Software Reliability and Randomness are slippery concepts that may be conceptually easy to understand, but hard to pin down. As programmers, we can write the equivalent of ‘hello world’ in dozens of languages on hundreds of platforms and once the program is functioning – it is reliable. It will produce the same results every time it is executed. Yet systems built from thousands of modules and millions of lines of code function less consistently than our hello world programs – and are functionally less reliable.
As programmers we often look for a source of randomness in our programs, and it is hard to find. Fundamentally we see computers as deterministic systems without any inherent entropy (for our purposes – randomness). For lack of true random numbers we generate Pseudo Random Numbers (PRNs), which are not really random. They are used in generating simulations, and in generating session keys for secure connections, and this lack of true randomness in computer generated PRNs has been the source of numerous security vulnerabilities.
In this post I am going to discuss how software can be “unreliable”, deterministic behavior, parallel systems / programming, how modern computer programs / systems can be non-deterministic (random), and how that is connected to software reliability.
The topics of software reliability, deterministic behavior, and randomness in computers is a field that is massively deep and complex. The discussions in this blog are high level, lightweight, and I make some broad generalizations and assertions that are mostly correct (if you don’t look to closely) – but hopefully still serve to illustrate the discussion.

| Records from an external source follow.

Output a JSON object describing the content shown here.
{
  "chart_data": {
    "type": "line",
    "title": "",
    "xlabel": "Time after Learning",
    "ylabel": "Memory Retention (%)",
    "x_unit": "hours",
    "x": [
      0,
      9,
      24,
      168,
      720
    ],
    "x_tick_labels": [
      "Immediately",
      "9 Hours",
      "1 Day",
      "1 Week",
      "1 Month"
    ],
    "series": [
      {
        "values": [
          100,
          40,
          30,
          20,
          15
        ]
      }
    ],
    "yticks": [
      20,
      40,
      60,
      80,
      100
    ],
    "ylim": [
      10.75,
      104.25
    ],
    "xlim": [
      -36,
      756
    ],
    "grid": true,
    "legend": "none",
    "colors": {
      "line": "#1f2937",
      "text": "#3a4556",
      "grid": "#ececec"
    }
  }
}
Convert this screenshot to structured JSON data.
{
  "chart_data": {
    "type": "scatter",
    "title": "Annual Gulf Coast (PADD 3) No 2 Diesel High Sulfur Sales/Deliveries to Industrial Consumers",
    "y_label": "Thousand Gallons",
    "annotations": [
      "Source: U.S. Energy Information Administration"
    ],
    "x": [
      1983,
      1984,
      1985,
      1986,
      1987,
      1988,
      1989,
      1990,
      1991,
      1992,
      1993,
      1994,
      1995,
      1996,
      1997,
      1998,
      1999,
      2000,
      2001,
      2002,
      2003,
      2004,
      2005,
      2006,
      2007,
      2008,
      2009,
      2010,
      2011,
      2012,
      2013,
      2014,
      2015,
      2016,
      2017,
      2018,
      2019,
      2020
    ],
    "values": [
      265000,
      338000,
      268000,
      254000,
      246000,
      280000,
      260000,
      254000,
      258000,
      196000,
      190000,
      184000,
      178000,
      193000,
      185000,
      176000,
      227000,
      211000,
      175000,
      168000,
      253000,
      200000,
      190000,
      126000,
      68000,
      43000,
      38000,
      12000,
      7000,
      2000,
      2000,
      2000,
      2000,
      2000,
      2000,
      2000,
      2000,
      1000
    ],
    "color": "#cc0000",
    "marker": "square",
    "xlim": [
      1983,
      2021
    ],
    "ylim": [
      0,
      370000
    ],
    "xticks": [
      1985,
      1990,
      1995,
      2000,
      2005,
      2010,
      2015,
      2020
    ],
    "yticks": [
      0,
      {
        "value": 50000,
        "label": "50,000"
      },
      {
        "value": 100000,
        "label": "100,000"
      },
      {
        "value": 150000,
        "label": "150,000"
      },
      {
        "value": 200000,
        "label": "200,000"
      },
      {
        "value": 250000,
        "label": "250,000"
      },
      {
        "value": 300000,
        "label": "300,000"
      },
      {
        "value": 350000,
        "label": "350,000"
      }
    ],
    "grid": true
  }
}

I also apologize in advance for this incredibly dry and abstract post.
Hardware reliability, more precisely “failure” is most often occurs when some device in a system breaks (the smoke comes out), and the system no longer functions as expected. Software failures do not involve broken hardware or devices. Software failures are based on the concept that there are a semi-infinite number of paths (or states) through a complex software package, and the vast majority will result in the software acting and functioning as expected. However there are some paths through the code that will result in the software not functioning as expected. When this happnes, the software and system are doing exactly what the code is telling it to do – so from that perspective, there is no failure. However from the concept of a software failure, the software is not doing what is expected – which we interpret as a software failure, which provides a path to understand the concept of software reliability.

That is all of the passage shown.